Helena ficou em silêncio.
Esse garoto parecia estar fazendo manha, mas suas palavras escondiam uma crueldade latente.
Nesse momento, um subordinado de Tomás aproximou-se.
— Sr. Tomás, más notícias! Aconteceu um problema!
— Que problema?
— Nossos homens, no outro cais, foram espancados e a carga foi roubada.
— Que absurdo, como ousam mexer com a Confraria do Meridiano Negro? Venham comigo!
Tomás, furioso, estava pronto para ir acertar as contas.
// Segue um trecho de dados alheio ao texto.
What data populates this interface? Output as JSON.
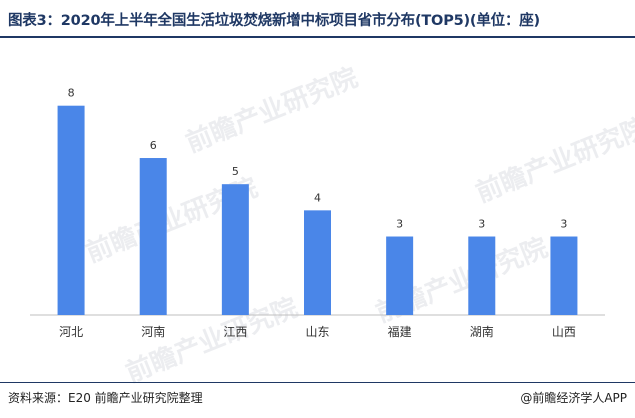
{
  "header": {
    "title": "图表3：2020年上半年全国生活垃圾焚烧新增中标项目省市分布(TOP5)(单位：座)"
  },
  "footer": {
    "source": "资料来源：E20  前瞻产业研究院整理",
    "brand": "@前瞻经济学人APP"
  },
  "watermark": {
    "text": "前瞻产业研究院"
  },
  "colors": {
    "bar": "#4a86e8",
    "axis": "#bfbfbf",
    "title": "#1f3864"
  },
  "chart_data": {
    "type": "bar",
    "title": "图表3：2020年上半年全国生活垃圾焚烧新增中标项目省市分布(TOP5)(单位：座)",
    "xlabel": "",
    "ylabel": "",
    "categories": [
      "河北",
      "河南",
      "江西",
      "山东",
      "福建",
      "湖南",
      "山西"
    ],
    "values": [
      8,
      6,
      5,
      4,
      3,
      3,
      3
    ],
    "ylim": [
      0,
      8.6
    ],
    "grid": false,
    "legend": "none",
    "data_labels": true
  }
}
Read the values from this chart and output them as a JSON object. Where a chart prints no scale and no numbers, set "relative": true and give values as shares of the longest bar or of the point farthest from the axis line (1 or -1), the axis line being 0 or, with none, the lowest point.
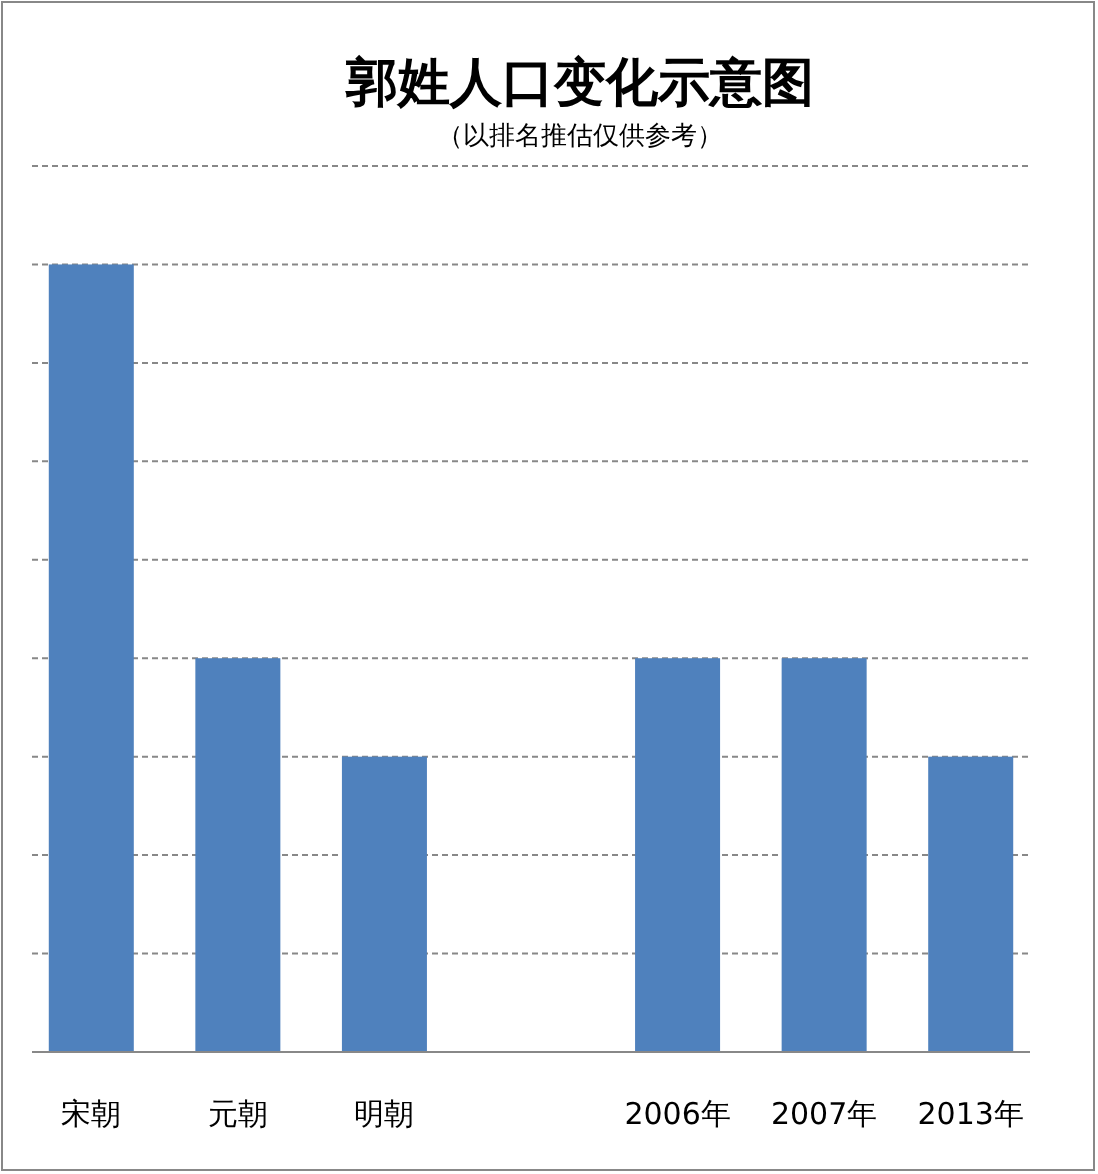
{
  "chart_data": {
    "type": "bar",
    "title": "郭姓人口变化示意图",
    "subtitle": "（以排名推估仅供参考）",
    "categories": [
      "宋朝",
      "元朝",
      "明朝",
      null,
      "2006年",
      "2007年",
      "2013年"
    ],
    "values": [
      1,
      0.5,
      0.375,
      null,
      0.5,
      0.5,
      0.375
    ],
    "color": "#4f81bd",
    "relative": true,
    "grid": true
  }
}
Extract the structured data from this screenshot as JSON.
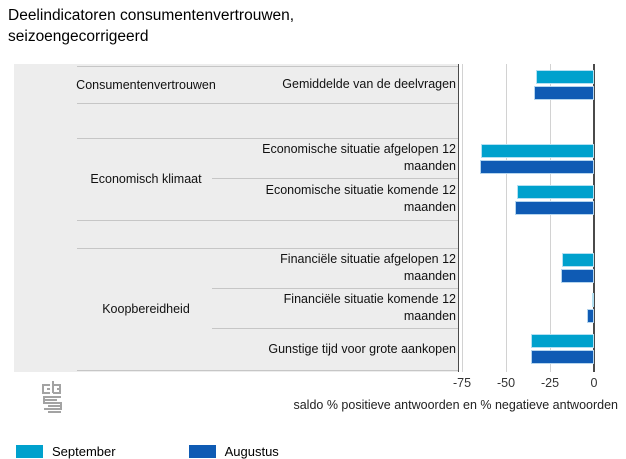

Ele olhou para trás, para Helena: — Chefe, vou indo, tenho coisas a tratar.
— Tudo bem.
Tomás e seus homens chegaram ao cais e viram que seu pessoal havia sido derrubado no chão.
Mortos e feridos, gemidos por toda parte.
O outro lado tinha machados, pareciam ter vindo preparados.
— Quem são eles?
— Parece ser o pessoal do Vasco Santos, mas não tenho certeza!
— Malditos, estão pedindo para morrer! — Tomás ordenou que seus homens atacassem imediatamente.
Ele já havia notificado a elite da Confraria do Meridiano Negro com antecedência; desta vez, iriam exterminar o pessoal de Vasco Santos.
Ele e Vasco Santos tinham um ódio mortal!
No cais, uma batalha feroz começou.
Os dois lados entraram em confronto.
Naquele lugar invisível aos olhos do público, o sangue já corria como um rio.